She gazes lovingly at her book. She caresses it and speaks gently to it. They have a connection, this lady and her book.
I am, of course, talking about this lady:
and this book:
But couldn’t I be talking about any bookworm, really?
Everyone thinks of Hocus Pocus as a Halloween movie. Some of us consider it a silly, nostalgia-triggering classic; others mock it lovingly; maybe someone somewhere hates it, but I’ve yet to meet that person. Sure, it has witches and trick-or-treaters, even an appearance by the Devil (dressed as Garry Marshall—or is that the other way around?), but we bookish folks know that actually, this is a movie about a distraught woman who has been tragically separated from her favorite book.
Her non-bookish sisters (one who’s kind of dumb and the other who is also kind of dumb and also a little slutty, and who, let’s face it, aren’t really doing much for feminism) don’t understand her plight. We’ve all been there with our friends who don’t read, I’m sure.
But they just don’t get it. They don’t understand why leaving that unfinished book underneath a desk in a classroom or on the subway in Rome, or having a bag boy accidentally put it in with a customer’s groceries in your cashier line, is such a big deal. “Read another book. Buy a new copy.”
And don’t tell me to calm down because
Of course, we regular people have the option to read whatever we like. Winnie’s book is so important to her not just because she adores it, but because it contains all her witchy knowledge, which she needs to use in order to keep herself and her sisters alive beyond Halloween night, 1993.
She takes a break to sing at a party (to bewitch all the adults in the town) and it’s awesome because she’s Bette Fucking Midler. No one knows Winnie is really Winnie and not just an enthusiastic cosplayer, and it’s a kind of wonderful bit of dramatic irony.

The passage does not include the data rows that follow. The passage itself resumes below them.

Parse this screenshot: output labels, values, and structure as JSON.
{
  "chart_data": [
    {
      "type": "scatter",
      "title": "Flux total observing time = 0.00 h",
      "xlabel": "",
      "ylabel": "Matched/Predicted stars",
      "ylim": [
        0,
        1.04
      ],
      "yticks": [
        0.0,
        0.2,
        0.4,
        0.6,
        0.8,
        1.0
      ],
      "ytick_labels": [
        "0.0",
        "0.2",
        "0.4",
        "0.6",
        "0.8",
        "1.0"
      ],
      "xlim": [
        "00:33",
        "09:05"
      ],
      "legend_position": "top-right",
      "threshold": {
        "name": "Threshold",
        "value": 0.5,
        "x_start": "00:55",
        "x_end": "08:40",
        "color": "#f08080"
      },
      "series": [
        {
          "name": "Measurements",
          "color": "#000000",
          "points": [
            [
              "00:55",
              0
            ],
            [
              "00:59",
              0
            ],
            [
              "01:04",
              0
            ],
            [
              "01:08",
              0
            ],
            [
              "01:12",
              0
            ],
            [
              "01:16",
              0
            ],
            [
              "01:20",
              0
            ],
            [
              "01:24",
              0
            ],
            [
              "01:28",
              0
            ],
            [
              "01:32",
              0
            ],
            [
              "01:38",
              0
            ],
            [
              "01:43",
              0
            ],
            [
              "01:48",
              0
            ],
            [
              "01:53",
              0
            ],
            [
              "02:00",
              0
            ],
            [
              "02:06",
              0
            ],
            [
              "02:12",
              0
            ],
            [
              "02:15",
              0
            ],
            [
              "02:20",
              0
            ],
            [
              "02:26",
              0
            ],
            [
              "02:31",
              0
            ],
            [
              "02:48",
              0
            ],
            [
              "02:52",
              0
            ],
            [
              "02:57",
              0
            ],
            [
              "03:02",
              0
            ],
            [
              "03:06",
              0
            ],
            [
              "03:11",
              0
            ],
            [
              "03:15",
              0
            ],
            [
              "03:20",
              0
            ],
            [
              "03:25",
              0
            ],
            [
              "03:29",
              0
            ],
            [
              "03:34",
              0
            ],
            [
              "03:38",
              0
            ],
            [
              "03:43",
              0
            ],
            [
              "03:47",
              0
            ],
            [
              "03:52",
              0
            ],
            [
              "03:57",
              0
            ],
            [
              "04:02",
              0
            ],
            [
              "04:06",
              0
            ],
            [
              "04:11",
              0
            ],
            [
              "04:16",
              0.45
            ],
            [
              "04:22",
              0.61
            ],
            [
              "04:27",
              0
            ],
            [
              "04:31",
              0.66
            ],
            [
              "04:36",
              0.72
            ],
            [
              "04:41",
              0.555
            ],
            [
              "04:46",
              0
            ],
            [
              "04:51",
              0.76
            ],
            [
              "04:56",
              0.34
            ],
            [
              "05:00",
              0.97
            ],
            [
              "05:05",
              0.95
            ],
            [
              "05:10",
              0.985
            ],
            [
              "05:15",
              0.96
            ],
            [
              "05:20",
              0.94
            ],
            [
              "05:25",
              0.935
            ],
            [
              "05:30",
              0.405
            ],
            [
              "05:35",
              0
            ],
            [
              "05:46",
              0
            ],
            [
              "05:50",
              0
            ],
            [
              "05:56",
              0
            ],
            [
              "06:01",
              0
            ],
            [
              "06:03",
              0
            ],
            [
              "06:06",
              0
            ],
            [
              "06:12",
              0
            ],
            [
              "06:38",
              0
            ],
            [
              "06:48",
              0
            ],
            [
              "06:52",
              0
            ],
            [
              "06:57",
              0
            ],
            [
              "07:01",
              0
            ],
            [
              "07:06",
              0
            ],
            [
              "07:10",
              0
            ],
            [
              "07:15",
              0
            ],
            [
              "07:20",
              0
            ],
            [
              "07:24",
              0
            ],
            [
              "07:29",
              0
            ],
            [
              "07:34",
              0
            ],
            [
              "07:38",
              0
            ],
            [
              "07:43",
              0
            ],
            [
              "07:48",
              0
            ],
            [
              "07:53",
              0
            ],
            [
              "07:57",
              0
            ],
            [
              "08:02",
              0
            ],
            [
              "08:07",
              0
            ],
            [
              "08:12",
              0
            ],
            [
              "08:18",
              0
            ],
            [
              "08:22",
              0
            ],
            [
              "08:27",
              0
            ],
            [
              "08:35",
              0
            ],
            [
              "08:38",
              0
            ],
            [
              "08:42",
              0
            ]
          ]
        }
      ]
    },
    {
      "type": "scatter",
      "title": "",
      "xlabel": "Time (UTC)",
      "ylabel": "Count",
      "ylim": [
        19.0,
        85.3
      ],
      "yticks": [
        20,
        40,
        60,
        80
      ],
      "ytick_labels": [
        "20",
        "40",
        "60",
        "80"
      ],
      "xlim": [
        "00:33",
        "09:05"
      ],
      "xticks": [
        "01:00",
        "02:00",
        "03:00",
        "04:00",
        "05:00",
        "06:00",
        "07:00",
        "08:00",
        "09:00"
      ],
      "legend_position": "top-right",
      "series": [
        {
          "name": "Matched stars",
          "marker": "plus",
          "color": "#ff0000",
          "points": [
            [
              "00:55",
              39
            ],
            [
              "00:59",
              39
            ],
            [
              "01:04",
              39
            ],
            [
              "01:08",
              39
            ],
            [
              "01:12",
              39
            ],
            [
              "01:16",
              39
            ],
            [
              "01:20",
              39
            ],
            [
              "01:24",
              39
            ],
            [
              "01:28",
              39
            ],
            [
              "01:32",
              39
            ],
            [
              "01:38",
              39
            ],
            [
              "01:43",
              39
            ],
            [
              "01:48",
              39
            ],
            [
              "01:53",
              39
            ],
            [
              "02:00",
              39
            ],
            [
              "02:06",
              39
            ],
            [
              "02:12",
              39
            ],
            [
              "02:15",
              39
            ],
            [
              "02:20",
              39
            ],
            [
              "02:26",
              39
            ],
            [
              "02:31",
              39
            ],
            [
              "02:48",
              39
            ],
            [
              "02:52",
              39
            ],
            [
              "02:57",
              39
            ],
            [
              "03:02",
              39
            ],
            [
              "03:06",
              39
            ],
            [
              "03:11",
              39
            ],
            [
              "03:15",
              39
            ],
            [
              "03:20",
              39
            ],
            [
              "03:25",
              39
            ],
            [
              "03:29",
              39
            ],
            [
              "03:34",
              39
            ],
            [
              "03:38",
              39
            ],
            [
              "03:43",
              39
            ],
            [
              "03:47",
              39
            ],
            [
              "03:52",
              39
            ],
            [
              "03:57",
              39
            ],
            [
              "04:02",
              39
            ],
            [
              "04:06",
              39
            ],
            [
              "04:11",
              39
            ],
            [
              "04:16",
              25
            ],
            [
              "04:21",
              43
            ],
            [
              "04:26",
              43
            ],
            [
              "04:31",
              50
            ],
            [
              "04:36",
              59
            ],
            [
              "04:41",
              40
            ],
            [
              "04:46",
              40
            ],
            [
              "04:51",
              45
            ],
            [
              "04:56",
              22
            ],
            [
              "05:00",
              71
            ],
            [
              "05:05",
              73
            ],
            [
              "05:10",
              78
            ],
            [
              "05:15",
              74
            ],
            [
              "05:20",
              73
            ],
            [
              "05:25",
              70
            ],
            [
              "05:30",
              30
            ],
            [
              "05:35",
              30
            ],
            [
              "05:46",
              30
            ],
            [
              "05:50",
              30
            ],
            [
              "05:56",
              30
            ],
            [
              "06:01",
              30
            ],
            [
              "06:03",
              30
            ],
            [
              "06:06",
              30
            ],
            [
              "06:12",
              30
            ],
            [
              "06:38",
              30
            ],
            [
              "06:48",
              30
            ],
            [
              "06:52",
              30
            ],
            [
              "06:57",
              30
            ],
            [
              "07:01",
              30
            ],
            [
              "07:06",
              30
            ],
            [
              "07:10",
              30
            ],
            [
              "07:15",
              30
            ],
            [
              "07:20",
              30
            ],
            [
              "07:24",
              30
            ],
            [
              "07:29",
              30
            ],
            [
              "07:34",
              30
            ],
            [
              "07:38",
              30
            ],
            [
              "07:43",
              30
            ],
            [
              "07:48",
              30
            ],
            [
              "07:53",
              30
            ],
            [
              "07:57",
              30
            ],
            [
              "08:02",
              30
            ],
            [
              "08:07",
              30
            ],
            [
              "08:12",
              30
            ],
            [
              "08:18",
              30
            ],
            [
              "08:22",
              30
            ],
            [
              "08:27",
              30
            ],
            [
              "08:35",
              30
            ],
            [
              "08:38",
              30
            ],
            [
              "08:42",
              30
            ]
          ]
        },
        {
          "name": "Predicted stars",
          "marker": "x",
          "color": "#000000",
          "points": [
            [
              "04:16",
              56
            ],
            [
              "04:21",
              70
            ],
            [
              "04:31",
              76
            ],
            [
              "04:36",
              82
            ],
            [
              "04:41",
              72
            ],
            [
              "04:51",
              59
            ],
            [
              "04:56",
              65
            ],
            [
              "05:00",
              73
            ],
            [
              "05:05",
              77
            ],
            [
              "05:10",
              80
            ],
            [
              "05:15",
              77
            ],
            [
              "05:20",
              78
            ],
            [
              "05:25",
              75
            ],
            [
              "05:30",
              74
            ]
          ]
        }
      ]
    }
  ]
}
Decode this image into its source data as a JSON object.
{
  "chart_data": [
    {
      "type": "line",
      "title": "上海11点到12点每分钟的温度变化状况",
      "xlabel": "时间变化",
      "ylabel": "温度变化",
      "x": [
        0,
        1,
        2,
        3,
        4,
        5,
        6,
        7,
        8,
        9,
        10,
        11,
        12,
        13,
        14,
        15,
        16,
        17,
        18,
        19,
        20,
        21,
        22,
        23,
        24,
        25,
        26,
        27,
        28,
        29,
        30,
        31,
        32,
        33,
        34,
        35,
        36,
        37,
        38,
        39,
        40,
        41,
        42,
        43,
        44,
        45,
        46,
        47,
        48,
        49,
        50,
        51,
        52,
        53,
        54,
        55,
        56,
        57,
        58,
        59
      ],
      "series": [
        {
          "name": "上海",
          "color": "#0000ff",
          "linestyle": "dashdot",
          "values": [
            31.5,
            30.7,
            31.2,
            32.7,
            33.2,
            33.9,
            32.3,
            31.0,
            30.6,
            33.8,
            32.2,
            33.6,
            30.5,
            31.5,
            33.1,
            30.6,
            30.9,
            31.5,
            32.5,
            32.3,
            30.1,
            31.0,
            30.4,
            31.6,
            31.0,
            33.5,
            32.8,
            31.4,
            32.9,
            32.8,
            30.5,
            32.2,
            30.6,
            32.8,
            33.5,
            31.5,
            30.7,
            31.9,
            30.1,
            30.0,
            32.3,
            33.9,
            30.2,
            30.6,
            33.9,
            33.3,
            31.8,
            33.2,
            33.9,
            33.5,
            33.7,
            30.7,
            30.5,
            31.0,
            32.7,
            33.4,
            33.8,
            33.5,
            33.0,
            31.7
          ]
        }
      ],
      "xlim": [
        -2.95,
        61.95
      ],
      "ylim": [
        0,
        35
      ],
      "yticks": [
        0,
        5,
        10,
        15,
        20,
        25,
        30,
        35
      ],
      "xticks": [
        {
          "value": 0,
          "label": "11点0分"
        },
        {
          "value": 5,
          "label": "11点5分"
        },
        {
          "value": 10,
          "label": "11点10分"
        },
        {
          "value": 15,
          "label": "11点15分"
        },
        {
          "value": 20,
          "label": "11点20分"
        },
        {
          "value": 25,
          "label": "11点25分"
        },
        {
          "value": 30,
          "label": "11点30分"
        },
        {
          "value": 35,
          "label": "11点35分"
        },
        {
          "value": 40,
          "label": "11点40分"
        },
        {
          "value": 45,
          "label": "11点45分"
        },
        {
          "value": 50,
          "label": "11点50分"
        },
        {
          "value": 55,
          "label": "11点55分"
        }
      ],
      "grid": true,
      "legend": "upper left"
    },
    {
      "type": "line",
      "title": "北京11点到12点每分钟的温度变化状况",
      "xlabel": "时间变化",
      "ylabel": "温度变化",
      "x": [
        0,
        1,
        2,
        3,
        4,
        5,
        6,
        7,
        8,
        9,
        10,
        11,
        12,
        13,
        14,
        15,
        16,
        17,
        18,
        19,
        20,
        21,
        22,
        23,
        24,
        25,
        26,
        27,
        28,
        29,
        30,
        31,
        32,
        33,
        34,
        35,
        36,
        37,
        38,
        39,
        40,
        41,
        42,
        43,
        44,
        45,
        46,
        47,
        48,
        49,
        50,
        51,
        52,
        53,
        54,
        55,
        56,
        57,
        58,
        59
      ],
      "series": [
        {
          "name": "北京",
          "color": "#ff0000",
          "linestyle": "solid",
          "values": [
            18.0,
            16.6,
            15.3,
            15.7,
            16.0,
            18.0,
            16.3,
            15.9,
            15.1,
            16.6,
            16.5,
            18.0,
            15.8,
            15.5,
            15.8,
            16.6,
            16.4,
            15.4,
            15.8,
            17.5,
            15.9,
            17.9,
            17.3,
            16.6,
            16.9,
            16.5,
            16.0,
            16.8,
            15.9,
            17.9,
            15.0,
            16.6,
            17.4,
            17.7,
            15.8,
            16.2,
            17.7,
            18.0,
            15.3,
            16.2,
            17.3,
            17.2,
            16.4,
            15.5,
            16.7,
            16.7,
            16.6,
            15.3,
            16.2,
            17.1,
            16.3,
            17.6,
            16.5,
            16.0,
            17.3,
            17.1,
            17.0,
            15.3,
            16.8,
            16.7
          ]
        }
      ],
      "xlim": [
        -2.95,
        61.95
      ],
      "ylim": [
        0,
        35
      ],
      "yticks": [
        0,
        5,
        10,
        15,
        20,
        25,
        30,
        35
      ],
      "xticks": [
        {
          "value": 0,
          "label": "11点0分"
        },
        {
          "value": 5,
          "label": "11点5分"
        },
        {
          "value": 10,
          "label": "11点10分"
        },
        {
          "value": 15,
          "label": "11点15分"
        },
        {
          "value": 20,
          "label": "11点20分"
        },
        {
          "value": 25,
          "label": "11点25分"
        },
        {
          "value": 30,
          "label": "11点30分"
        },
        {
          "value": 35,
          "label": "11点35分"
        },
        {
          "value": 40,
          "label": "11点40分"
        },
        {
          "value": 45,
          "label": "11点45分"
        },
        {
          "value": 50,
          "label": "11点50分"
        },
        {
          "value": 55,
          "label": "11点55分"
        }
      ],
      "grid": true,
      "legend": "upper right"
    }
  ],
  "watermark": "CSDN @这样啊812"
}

Other stuff happens. If you’re a Millennial (or even a Gen Xer on the younger side), or a parent of either, you’ve probably seen the movie.
Eventually, when she starts to give up hope (and once our dim protags think the sisters are dead because of puny mortal trickery), Winnie calls to her lost book, and it sends up a beacon for her. For me, this ability would be much handier for lost bookmarks. Of course Winnie finds the book, and what a happy reunion.
All does not end well for Winnie because she’s the Disney villain in this movie, but at least she’s reunited with her companion before she’s turned to stone.
I watched Hocus Pocus for the first time when it came out on VHS in 1993. I was ten. I’ve watched it every year since, on said VHS until I converted to a DVD player, then on ABC Family when my DVD was lost for a few years. But this year, exactly 20 years later, I found my DVD; I was as happy and relieved as Winifred Sanderson to have it back in my clutches.